Solar electricity, 8 years’ data

With eight full years of solar electricity data, we can start to see some trends and statistics.

The vital statistics for our rooftop installation

21 Sunpower SPR215 panels

Xantrex 5kW GT4.0 inverter (OEM by Sunpower)

South-facing at 20 degrees tilt to the horizontal

No shading

Los Altos, California 94024 (latitude ~ 38 degrees North)

This gives a nominal (STC) 4.5 kW, or 4.0 kW PTC rating.


Solar output over eight years









The graph above shows the breakdown by weekly production (expressed as kWh/day) as well as cumulative results, comparing eight years.

First, daily average production ranges from ~10kWh around the winter solstice to ~24kWh/day in mid-summer.  Summer is more significant for production, and also has fewer cloudy days as shown by the variation in readings.  The figures are weekly data, so there’s some averaging, nonetheless the range in January is 6 – 16 kWh/day or +/-45%, while in August it’s 22-25kWh/day or +/-6% (we normally travel during July so I can’t take weekly readings, hence the straight lines for that month, but the averages are correct).   More reliable sunshine during the peak months is a lucky combination for us.

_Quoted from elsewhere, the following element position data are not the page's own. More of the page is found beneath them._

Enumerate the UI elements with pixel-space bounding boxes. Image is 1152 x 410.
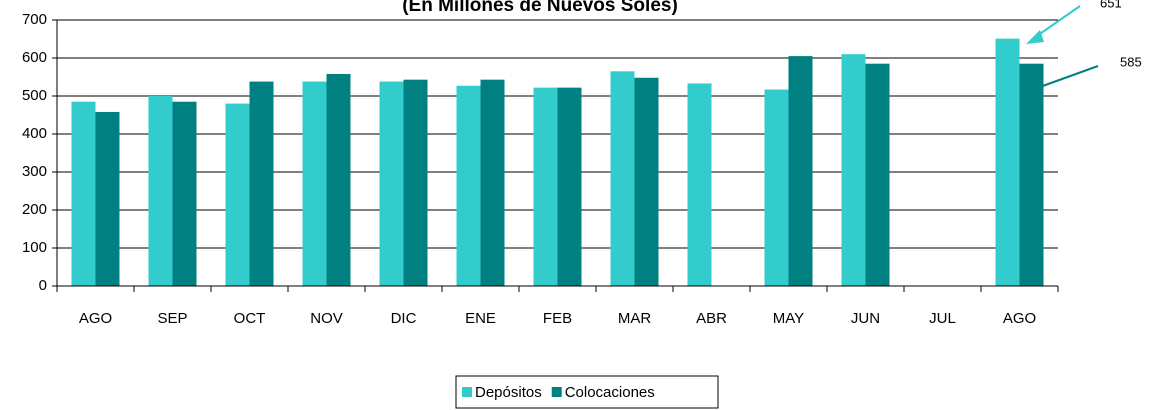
bar [71, 101, 96, 286]
x-tick-label: ABR [696, 310, 727, 327]
y-tick-label: 300 [22, 163, 47, 180]
bar [456, 85, 481, 287]
bar [225, 103, 250, 286]
bar [326, 73, 351, 287]
legend-label: Colocaciones [565, 384, 655, 401]
x-tick-label: OCT [234, 310, 266, 327]
bar [1019, 63, 1044, 287]
bar [764, 89, 789, 286]
bar [841, 54, 866, 287]
chart-title: (En Millones de Nuevos Soles) [402, 0, 678, 16]
y-tick-label: 200 [22, 201, 47, 218]
bar [302, 81, 327, 286]
x-tick-label: MAY [773, 310, 804, 327]
y-tick-label: 700 [22, 11, 47, 28]
x-tick-label: MAR [618, 310, 652, 327]
annotation-arrow [1033, 5, 1081, 39]
bar [865, 63, 890, 287]
bar [634, 77, 659, 286]
bar [610, 71, 635, 286]
bar [557, 87, 582, 286]
x-tick-label: AGO [1003, 310, 1036, 327]
bar [533, 87, 558, 286]
y-tick-label: 600 [22, 49, 47, 66]
bar [480, 79, 505, 286]
legend-label: Depósitos [475, 384, 542, 401]
y-tick-label: 100 [22, 239, 47, 256]
y-tick-label: 500 [22, 87, 47, 104]
bar [172, 101, 197, 286]
x-tick-label: FEB [543, 310, 572, 327]
bar [249, 81, 274, 286]
x-tick-label: JUN [851, 310, 880, 327]
x-tick-label: ENE [465, 310, 496, 327]
bar [403, 79, 428, 286]
y-tick-label: 0 [39, 277, 47, 294]
annotation-label: 651 [1100, 0, 1122, 10]
legend-box [455, 375, 719, 409]
annotation-label: 585 [1120, 54, 1142, 69]
y-tick-label: 400 [22, 125, 47, 142]
arrow-head [1026, 30, 1044, 44]
bar [687, 83, 712, 287]
x-tick-label: JUL [929, 310, 956, 327]
bar [995, 38, 1020, 287]
x-tick-label: AGO [79, 310, 112, 327]
bar [95, 111, 120, 287]
x-tick-label: NOV [310, 310, 343, 327]
x-tick-label: DIC [391, 310, 417, 327]
bar [788, 56, 813, 286]
legend-swatch [462, 387, 472, 397]
x-tick-label: SEP [157, 310, 187, 327]
legend-swatch [551, 387, 562, 397]
bar [379, 81, 404, 286]
bar [148, 96, 173, 286]
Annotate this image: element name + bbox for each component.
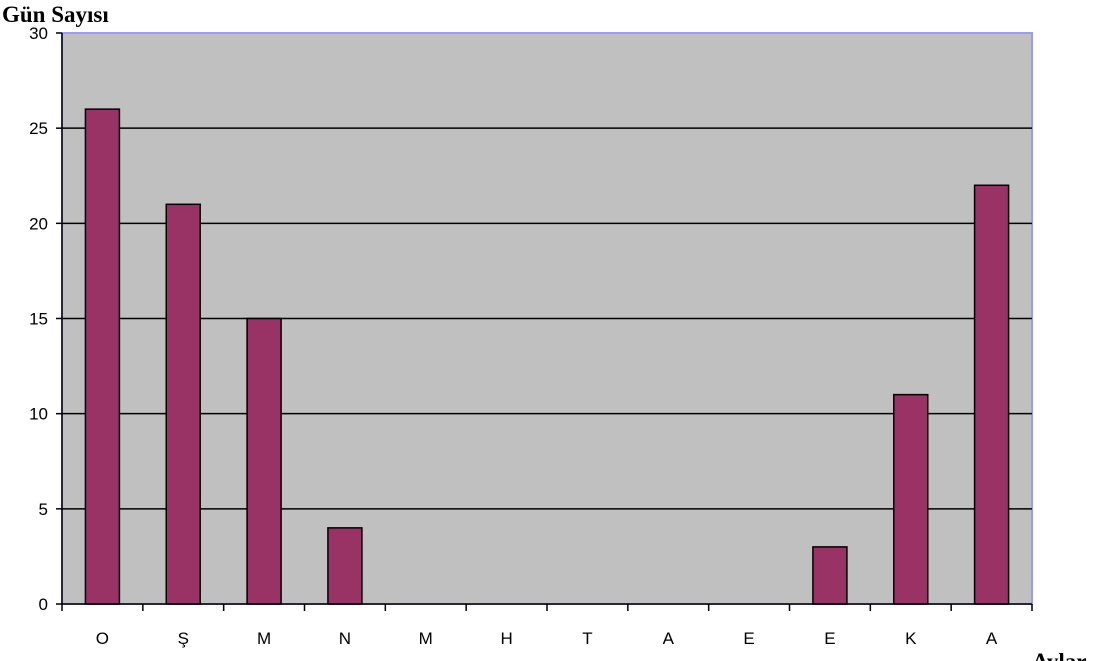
y-tick-label: 10	[29, 405, 48, 424]
y-tick-label: 5	[39, 500, 48, 519]
y-tick-label: 0	[39, 595, 48, 614]
x-tick-label: A	[986, 629, 998, 648]
x-tick-label: A	[663, 629, 675, 648]
y-tick-label: 20	[29, 214, 48, 233]
bar	[893, 393, 929, 605]
x-tick-label: M	[419, 629, 433, 648]
x-tick-label: E	[743, 629, 754, 648]
bar	[327, 527, 363, 605]
x-tick-label: N	[339, 629, 351, 648]
bar	[165, 203, 201, 605]
y-tick-labels: 0 5 10 15 20 25 30	[29, 24, 48, 614]
y-axis-title: Gün Sayısı	[2, 2, 109, 27]
x-tick-label: H	[500, 629, 512, 648]
x-tick-label: E	[824, 629, 835, 648]
x-tick-label: O	[96, 629, 109, 648]
x-axis-title: Aylar	[1032, 649, 1087, 661]
y-tick-label: 30	[29, 24, 48, 43]
bar	[246, 317, 282, 605]
axes	[56, 32, 1033, 611]
y-tick-label: 15	[29, 310, 48, 329]
x-tick-label: M	[257, 629, 271, 648]
x-tick-label: T	[582, 629, 592, 648]
x-tick-label: Ş	[178, 629, 189, 648]
bar	[812, 546, 848, 605]
bars	[84, 108, 1010, 605]
bar	[973, 184, 1010, 605]
x-tick-label: K	[905, 629, 917, 648]
y-tick-label: 25	[29, 119, 48, 138]
gridlines	[62, 127, 1032, 510]
bar	[84, 108, 121, 605]
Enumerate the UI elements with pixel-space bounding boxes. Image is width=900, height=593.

Despite the significant week-to-week variation, the cumulative graphs (upward/rightward curves on right-hand scale) are remarkably similar.

We can see a few trends.  First, there’s a general reduction in production with time.  This could be because


  1. I’m getting lazy and washing the panels less frequently as time goes on.
  2. There’s some degradation in panel performance over time.  To be eligible for government rebates they must have at least 80% of rated efficiency after 25 years.
  3. The weather has been getting cloudier over the last few years.  Or hotter (high temperatures reduce panel efficiency drops as the temperature increases).
  4. A degradation in inverter performance over time.





It’s really difficult to separate these effects.  I used an insolation sensor and over/under panel thermometers for a while to try and model the effects of cloud and temperature but there was so much daily variation and sensor inaccuracy that the results were inconclusive.   But there seems to be a general loss of 1.2% per year in output.  I’ll try to get on the roof and wash the panels more frequently this year, but it’s difficult to justify the use of water in drought years.

Here’s a graph showing maximum/minimums for equivalent weeks through the year.  There’s a pretty wide spread, mostly attributable to weather conditions, I think.





In winter months, we see about +-40% variation, while even in mid-summer it’s about +-25% so that’s a large variation.  And remember, this is from weekly data – daily readings would show even more variation.


Financial considerations



Since PG&E replaced our electricity meter and changed the way it presents its monthly bill, it’s difficult to get separate peak/off-peak readings which means I can’t easily calculate the true value of electricity savings.  Also, since early 2013 we have an electric car which charges overnight, so that makes cost savings before/after inconsistent. Therefore the $ figures above are based on the US Energy Information Administration figures for average California residential rates.  Prices are not inflation-adjusted.

The total savings to date are about $8176, so we are on our way to a 15-year payback (ignoring inflation).  This is about what was expected initially – with the declines in panel and installation costs (albeit offset by declines in rebates) since 2007, payback for most California residents should be less than 10 years as of 2016.

And, as a footnote, since we acquired the Tesla our electricity consumption has increased, some annual figures:

–         Household electricity consumption (net of car)                 8500 kWh

–         Electricity generated by solar panels                                   6500 kWh

–         Electricity used by electric car                                             2500 kWh

Which has the effect of increasing our consumption of course, but the interesting thing is that this makes the solar more valuable because it offsets the most expensive electricity first, due to the net-metering tariff.  But there’s a counter-offset in that our off-peak electricity use in certain months rises considerably, taking us over the 200+%-of-baseline, which makes even off-peak electricity quite expensive.  But that’s a more involved calculation, for another time.